Economie
Et si on parlait de l'ère post-Covid ?
17/12/2020 - 14:50
Younes SaouryL’économie marocaine fait face à une année 2020 extrêmement difficile et complexe. Le constat est dressé par le Policy Center for the New South qui a publié, ce mercredi 16 décembre 2020, en partenariat avec la Faculté de Gouvernance, sciences économiques et sociales (FGSES) de l’Université Mohammed VI polytechnique, une analyse de l’impact de la pandémie Covid-19 sur l’économie du Maroc. Il s’agit d’un premier bilan qui s’assigne pour objectif de « dresser une première évaluation circonstanciée des ramifications de cette crise, qui permettrait de mieux poser les défis et les enjeux de la politique économique pour les années à venir, devant un bilan économique a priori lourd », lit-on dans le communiqué diffusé à cette occasion.
Une récession économique
Les analyses des économistes du Policy Center Abdelaaziz Ait Ali, Karim El Aynaoui, Badr Mandri, et de Fayçal El Hossaini, enseignant-chercheur de la FGSES s’accordent sur l’ampleur de cette crise sanitaire à fort impact économique. L’évaluation a révélé une contraction sévère de l’activité économique de près de 7%. Une récession qui s’explique par l’effet des mesures de confinement et par la baisse drastique de la demande étrangère.
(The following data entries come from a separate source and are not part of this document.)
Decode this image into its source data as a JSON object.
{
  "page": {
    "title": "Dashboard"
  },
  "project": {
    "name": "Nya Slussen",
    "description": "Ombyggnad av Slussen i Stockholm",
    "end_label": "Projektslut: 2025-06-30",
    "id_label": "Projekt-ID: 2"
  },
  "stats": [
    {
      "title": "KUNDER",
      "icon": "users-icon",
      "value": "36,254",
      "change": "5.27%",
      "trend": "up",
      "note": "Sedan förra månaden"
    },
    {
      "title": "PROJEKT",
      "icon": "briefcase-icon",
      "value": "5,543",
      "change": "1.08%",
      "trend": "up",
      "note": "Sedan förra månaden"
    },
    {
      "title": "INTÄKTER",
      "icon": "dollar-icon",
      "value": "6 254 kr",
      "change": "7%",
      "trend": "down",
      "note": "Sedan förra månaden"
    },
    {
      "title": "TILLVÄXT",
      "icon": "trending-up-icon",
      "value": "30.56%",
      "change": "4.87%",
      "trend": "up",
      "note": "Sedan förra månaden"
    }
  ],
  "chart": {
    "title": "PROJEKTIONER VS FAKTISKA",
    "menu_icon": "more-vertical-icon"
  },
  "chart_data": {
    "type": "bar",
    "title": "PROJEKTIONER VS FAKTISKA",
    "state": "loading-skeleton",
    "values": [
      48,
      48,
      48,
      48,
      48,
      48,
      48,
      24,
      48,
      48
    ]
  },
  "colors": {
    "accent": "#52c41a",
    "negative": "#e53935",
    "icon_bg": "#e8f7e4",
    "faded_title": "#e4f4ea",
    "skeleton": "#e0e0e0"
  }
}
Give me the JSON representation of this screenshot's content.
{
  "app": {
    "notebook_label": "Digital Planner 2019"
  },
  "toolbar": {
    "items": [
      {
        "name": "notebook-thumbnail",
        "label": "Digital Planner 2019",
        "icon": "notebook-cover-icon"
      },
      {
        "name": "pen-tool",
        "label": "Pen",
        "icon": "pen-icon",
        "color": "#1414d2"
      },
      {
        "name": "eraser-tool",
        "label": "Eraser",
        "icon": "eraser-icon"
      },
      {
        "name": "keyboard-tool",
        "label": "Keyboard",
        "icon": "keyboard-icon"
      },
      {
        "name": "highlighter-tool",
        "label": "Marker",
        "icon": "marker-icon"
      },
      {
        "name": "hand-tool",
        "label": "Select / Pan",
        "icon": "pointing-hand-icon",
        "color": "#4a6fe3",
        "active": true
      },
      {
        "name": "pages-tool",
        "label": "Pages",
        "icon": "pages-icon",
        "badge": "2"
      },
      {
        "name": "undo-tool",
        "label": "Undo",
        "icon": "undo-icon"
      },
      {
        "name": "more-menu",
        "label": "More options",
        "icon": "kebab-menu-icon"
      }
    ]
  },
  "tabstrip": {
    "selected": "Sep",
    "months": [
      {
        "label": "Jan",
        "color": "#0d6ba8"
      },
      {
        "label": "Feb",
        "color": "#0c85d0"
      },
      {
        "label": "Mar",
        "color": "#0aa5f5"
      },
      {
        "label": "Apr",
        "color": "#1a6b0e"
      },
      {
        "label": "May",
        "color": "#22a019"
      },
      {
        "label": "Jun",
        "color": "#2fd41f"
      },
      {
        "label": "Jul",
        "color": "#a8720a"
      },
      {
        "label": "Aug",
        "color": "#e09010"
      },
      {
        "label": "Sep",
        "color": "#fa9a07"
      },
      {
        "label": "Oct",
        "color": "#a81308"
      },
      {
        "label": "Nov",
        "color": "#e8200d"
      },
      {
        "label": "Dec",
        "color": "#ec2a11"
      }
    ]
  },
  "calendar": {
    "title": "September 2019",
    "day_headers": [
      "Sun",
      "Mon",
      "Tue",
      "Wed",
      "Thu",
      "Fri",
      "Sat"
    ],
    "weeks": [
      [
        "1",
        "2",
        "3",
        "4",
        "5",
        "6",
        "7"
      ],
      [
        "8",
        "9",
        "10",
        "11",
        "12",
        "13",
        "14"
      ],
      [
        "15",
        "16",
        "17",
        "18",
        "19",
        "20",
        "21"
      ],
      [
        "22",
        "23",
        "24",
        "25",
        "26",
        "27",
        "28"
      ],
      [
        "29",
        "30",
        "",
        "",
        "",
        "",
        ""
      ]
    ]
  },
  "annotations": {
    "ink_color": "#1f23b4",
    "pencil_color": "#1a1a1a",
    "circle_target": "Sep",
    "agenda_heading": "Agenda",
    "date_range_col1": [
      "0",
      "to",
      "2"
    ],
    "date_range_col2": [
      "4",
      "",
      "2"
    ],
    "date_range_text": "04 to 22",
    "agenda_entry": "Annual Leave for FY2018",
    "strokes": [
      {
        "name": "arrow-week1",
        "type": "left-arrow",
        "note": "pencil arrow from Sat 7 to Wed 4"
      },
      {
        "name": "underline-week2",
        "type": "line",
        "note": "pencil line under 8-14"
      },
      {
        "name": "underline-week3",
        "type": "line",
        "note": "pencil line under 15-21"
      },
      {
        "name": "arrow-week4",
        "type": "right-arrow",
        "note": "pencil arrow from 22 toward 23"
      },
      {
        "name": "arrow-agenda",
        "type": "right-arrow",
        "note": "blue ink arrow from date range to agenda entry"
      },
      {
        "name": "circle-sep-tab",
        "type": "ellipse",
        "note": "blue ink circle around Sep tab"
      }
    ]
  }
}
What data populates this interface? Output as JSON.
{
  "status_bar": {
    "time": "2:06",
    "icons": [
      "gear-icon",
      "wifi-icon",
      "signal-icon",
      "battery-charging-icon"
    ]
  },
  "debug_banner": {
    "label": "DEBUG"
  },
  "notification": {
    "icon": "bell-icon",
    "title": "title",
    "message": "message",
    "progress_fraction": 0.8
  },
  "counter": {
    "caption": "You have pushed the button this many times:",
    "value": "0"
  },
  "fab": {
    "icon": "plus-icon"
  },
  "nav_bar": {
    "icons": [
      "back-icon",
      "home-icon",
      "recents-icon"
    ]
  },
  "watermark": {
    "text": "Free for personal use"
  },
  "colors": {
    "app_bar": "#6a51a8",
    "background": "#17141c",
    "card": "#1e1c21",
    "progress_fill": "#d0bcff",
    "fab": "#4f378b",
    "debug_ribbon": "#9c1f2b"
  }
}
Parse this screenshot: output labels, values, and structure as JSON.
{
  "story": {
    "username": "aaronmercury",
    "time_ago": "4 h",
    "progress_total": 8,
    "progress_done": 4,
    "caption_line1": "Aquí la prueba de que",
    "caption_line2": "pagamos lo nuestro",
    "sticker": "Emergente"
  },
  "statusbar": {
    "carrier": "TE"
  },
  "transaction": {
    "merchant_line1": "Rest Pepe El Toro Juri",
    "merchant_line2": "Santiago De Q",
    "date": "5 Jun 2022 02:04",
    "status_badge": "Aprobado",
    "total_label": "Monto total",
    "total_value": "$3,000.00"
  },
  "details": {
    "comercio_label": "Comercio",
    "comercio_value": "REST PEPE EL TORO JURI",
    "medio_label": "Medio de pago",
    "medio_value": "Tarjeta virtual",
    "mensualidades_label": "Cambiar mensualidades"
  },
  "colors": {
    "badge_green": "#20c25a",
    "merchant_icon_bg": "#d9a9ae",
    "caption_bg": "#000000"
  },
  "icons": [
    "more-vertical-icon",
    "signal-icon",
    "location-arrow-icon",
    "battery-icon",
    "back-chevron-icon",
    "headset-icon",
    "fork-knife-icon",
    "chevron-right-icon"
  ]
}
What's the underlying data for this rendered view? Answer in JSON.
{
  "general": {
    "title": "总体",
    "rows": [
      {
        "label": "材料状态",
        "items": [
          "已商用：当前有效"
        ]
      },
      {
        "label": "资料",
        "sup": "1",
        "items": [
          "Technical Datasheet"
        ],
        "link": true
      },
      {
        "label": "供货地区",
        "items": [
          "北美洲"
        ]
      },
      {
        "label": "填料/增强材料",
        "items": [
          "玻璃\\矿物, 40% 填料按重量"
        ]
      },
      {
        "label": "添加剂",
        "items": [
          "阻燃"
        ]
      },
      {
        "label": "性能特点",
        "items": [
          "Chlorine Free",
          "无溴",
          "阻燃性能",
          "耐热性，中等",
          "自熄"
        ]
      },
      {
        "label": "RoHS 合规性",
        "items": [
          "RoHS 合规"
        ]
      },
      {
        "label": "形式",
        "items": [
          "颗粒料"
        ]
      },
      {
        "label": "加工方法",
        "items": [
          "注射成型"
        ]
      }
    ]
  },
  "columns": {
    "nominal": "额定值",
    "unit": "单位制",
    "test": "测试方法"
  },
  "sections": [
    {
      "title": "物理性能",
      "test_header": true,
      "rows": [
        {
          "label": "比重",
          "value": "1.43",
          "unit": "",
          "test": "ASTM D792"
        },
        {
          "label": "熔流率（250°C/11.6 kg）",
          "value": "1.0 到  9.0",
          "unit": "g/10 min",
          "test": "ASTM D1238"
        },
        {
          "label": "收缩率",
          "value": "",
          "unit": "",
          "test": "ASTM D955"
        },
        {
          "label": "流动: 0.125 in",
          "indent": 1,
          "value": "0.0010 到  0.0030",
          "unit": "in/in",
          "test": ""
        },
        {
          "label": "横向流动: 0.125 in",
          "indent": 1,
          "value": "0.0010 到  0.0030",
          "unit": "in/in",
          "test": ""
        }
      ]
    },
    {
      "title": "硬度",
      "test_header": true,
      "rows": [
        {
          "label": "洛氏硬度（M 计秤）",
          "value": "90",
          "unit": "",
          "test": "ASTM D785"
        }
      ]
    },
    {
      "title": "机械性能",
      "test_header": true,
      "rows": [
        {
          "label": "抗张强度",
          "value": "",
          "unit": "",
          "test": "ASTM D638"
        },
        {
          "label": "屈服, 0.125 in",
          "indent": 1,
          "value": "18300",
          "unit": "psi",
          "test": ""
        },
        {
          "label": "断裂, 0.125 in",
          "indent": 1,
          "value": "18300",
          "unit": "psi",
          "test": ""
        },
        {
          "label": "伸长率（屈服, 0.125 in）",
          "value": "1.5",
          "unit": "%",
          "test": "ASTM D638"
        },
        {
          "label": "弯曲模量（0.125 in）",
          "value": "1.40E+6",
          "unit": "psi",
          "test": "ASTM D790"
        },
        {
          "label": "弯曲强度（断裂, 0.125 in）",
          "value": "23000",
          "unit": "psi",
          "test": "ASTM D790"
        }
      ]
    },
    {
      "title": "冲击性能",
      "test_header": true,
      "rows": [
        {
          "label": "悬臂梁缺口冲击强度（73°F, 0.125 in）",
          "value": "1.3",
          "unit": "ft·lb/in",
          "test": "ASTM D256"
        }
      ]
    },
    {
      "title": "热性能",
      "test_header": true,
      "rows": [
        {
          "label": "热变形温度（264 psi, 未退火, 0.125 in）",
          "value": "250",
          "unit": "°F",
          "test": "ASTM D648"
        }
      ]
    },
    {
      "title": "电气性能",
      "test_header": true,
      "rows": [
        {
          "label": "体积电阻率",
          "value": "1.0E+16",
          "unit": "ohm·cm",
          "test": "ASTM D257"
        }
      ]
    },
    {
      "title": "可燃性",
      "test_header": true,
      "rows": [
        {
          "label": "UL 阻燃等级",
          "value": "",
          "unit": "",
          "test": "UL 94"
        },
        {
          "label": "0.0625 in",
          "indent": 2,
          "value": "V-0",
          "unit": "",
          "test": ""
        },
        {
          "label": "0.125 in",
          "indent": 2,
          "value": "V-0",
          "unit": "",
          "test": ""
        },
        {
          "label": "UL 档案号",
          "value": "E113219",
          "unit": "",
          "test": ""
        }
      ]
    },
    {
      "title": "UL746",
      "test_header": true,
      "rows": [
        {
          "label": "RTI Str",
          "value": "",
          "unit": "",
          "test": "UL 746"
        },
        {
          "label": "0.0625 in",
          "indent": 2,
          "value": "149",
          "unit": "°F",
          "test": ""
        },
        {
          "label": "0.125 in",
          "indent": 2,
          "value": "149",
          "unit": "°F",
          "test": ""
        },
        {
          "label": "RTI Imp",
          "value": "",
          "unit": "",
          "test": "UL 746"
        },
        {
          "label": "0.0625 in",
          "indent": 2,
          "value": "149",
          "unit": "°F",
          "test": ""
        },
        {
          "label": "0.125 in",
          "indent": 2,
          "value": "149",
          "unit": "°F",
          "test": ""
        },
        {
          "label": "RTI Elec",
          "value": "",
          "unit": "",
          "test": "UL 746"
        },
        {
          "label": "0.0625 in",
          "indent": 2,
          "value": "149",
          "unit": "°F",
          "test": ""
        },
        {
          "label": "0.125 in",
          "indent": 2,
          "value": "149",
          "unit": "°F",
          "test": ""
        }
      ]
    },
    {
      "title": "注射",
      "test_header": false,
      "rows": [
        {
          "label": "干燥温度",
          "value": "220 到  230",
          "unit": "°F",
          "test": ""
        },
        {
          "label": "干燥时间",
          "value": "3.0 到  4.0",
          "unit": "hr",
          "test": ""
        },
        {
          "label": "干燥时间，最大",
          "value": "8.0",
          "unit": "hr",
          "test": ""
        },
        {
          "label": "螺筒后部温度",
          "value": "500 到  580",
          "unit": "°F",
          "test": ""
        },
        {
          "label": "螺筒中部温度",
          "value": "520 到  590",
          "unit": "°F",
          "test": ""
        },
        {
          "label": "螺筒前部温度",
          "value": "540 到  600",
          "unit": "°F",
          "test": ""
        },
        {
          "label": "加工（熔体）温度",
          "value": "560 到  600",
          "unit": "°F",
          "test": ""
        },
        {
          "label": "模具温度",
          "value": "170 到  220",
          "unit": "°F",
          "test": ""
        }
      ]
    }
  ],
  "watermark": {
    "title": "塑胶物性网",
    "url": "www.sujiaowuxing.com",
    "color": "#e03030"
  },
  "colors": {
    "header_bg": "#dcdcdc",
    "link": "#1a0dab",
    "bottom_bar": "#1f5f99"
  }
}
Selon les chercheurs précités, l’impact de cette crise n’est pas uniforme et son impact diffère suivant trois critères : le degré d’exposition des régions où le secteur informel et important, le taux d’implantation du secteur public et la prépondérance des activités touristiques et manufacturières. Ainsi, « les plus grandes pertes économiques devraient être observées dans les régions de Casablanca-Settat, Tanger-Tétouan-Al-Hoceima et Marrakech-Safi, alors que les régions les moins touchées, éventuellement, sont celles de Dakhla-Oued Ed-dahab, Guelmim-Oued Noun et Laâyoune Sakia el-Hamra », font observer les économistes.
Une récession à fort impact socioéconomique
Des simulations ont été élaborées pour soumettre les équilibres sociaux et macroéconomiques domestiques à ce scénario de crise économique. Sur le plan social, la récession économique profonde agirait davantage sur les classes sociales les plus précaires, précisent les auteurs de l’analyse. Cette crise basculerait environ un million de personnes vers la pauvreté et, à peu près, 900 mille autres sous la ligne de la vulnérabilité.
Sur le plan économique, les équilibres macroéconomiques internes et externes seraient soumis à de rudes épreuves en cette année 2020 et les déficits jumeaux seraient compris entre 6% et 8% du PIB. Il est aussi relevé, à l’échelle interne, que la détérioration du déficit budgétaire traduirait davantage une baisse prévisible des recettes fiscales plutôt qu’un accroissement volontariste des dépenses budgétaires.
Un impact sur le budget de l’État
La crise économique causée par la Covid-19 a aussi impacté le budget de l’État. Les économistes précisent dans ce sens que les actions de soutiens aux agents économiques les plus touchés se sont appuyées sur le Fonds spécial du Covid-19, dont le montant alloué avoisine 3% du PIB. Qui plus est, sur la balance des paiements, le compte courant aurait considérablement pâti de l’arrêt soudain des recettes touristiques et la contraction profonde des exportations des biens et autres services. Toutefois, l’ajustement des importations et la forte résilience des transferts des Marocains résidents à l’Étranger (MRE) « auraient apaisé considérablement la pression sur les réserves de change ». Le recours exceptionnel au financement extérieur a plus que comblé le déficit en devises et s’est soldé par une augmentation des stocks des avoirs de réserves à des niveaux élevés, au point d’observer une relative appréciation nominale du Dirham face au panier d’ancrage.
Des pistes pour relancer l’économie
Face à cette crise, les décideurs économiques « seraient tiraillés entre, d’une part, l’objectif de restauration des équilibres comptables et, d’autre part, le déclenchement de politiques expansionnistes à même de revigorer la reprise économique », souligne le rapport. Les auteurs proposent que les pouvoirs publics activent tous les leviers budgétaires et monétaires à leur disposition, y compris un élargissement des bandes de fluctuation du Dirham, en anticipation des pressions sur les réserves de change.
Dans ce contexte, les annonces successives de découverte de potentiels vaccins et le déclenchement prévisible de la campagne de vaccination au Maroc et dans les pays partenaires seraient de bon augure pour la reprise de l’économie marocaine et la dissipation progressive des facteurs d’incertitude économique et sanitaire. Ceci dit, relever les défis de relance et de retour à la normale ne serait pas le seul enjeu des politiques publiques à l’ère post-Covid-19, car de nouvelles tendances mondiales sont à l’œuvre et qui requièrent des politiques publiques adaptées, territorialisées et visionnaires.